Be prepared that younger children will need a parent at their side for most of the lessons. My kid is an advanced reader but is not old enough to handle a lesson on her own. I was expecting this, but other parents were upset about the amount of time they had to spend each day "coaching". Just a heads up. At orientation, we were told that second graders would be able to do the work by themselves eventually, but I never expected that to happen, and was neither upset nor surprised at how much I was involved.
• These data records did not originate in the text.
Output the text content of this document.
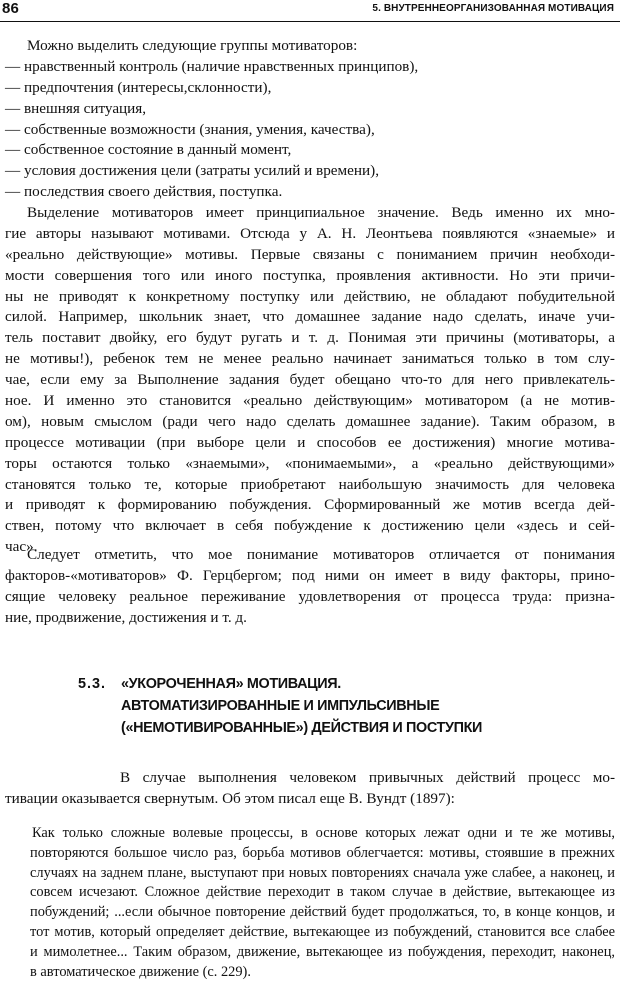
86	5. ВНУТРЕННЕОРГАНИЗОВАННАЯ МОТИВАЦИЯ
Можно выделить следующие группы мотиваторов:
— нравственный контроль (наличие нравственных принципов),
— предпочтения (интересы,склонности),
— внешняя ситуация,
— собственные возможности (знания, умения, качества),
— собственное состояние в данный момент,
— условия достижения цели (затраты усилий и времени),
— последствия своего действия, поступка.
Выделение мотиваторов имеет принципиальное значение. Ведь именно их мно-
гие авторы называют мотивами. Отсюда у А. Н. Леонтьева появляются «знаемые» и
«реально действующие» мотивы. Первые связаны с пониманием причин необходи-
мости совершения того или иного поступка, проявления активности. Но эти причи-
ны не приводят к конкретному поступку или действию, не обладают побудительной
силой. Например, школьник знает, что домашнее задание надо сделать, иначе учи-
тель поставит двойку, его будут ругать и т. д. Понимая эти причины (мотиваторы, а
не мотивы!), ребенок тем не менее реально начинает заниматься только в том слу-
чае, если ему за Выполнение задания будет обещано что-то для него привлекатель-
ное. И именно это становится «реально действующим» мотиватором (а не мотив-
ом), новым смыслом (ради чего надо сделать домашнее задание). Таким образом, в
процессе мотивации (при выборе цели и способов ее достижения) многие мотива-
торы остаются только «знаемыми», «понимаемыми», а «реально действующими»
становятся только те, которые приобретают наибольшую значимость для человека
и приводят к формированию побуждения. Сформированный же мотив всегда дей-
ствен, потому что включает в себя побуждение к достижению цели «здесь и сей-
час».
Следует отметить, что мое понимание мотиваторов отличается от понимания
факторов-«мотиваторов» Ф. Герцбергом; под ними он имеет в виду факторы, прино-
сящие человеку реальное переживание удовлетворения от процесса труда: призна-
ние, продвижение, достижения и т. д.
5.3. «УКОРОЧЕННАЯ» МОТИВАЦИЯ.
АВТОМАТИЗИРОВАННЫЕ И ИМПУЛЬСИВНЫЕ
(«НЕМОТИВИРОВАННЫЕ») ДЕЙСТВИЯ И ПОСТУПКИ
В случае выполнения человеком привычных действий процесс мо-
тивации оказывается свернутым. Об этом писал еще В. Вундт (1897):
Как только сложные волевые процессы, в основе которых лежат одни и те же мотивы,
повторяются большое число раз, борьба мотивов облегчается: мотивы, стоявшие в прежних
случаях на заднем плане, выступают при новых повторениях сначала уже слабее, а наконец, и
совсем исчезают. Сложное действие переходит в таком случае в действие, вытекающее из
побуждений; ...если обычное повторение действий будет продолжаться, то, в конце концов, и
тот мотив, который определяет действие, вытекающее из побуждений, становится все слабее
и мимолетнее... Таким образом, движение, вытекающее из побуждения, переходит, наконец,
в автоматическое движение (с. 229).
Cons: Some video sound was too low, no diploma
Grades Used: 7th, 8th
Flvs worked great for my daughter that failed 2 classes when the pandemic hit. Her grades fell for at home learning through her school.... 8 hr days on a computer is tiring for a 14 yr old. Out of the 3 classes she's taken the teachers were all super helpful, 1 class had videos that were almost impossible to hear but we adjusted. We are continuing flvs for another year before going back to regular school bc flvs does not give diplomas but "prepares students for a GED exam" not that it's any different but every student deserves to walk when they graduate... along with all the memories and friendships u meet along the way. I'm happy we found flvs to get us through the tough spots though.
Cons: Errors in materials
Grades Used: K,2
I have a kindergartner and second grade student enrolled in Flvs through our local school district and I am disgusted by how many errors there are in the materials. Almost every day there is either a grammatical error, spelling error, or missing information. The read aloud is a robotic voice that mispronounces words and doesn’t read everything on the page or the tests. During sorting activities, if the child accidentally puts something in the wrong box you have to restart the entire activity. Worksheets don’t match the videos they are supposed to go with. When you do submit a complaint, you get 3 emails about each thing you report and they never tell you what they are going to do to prevent it from happening in the future. Their latest email is that I’m sending in errors too often so I should wait for the end of a module to report all the issues in the module. It should not be up to the parents to proofread their classes! Very unsatisfied with this user unfriendly program.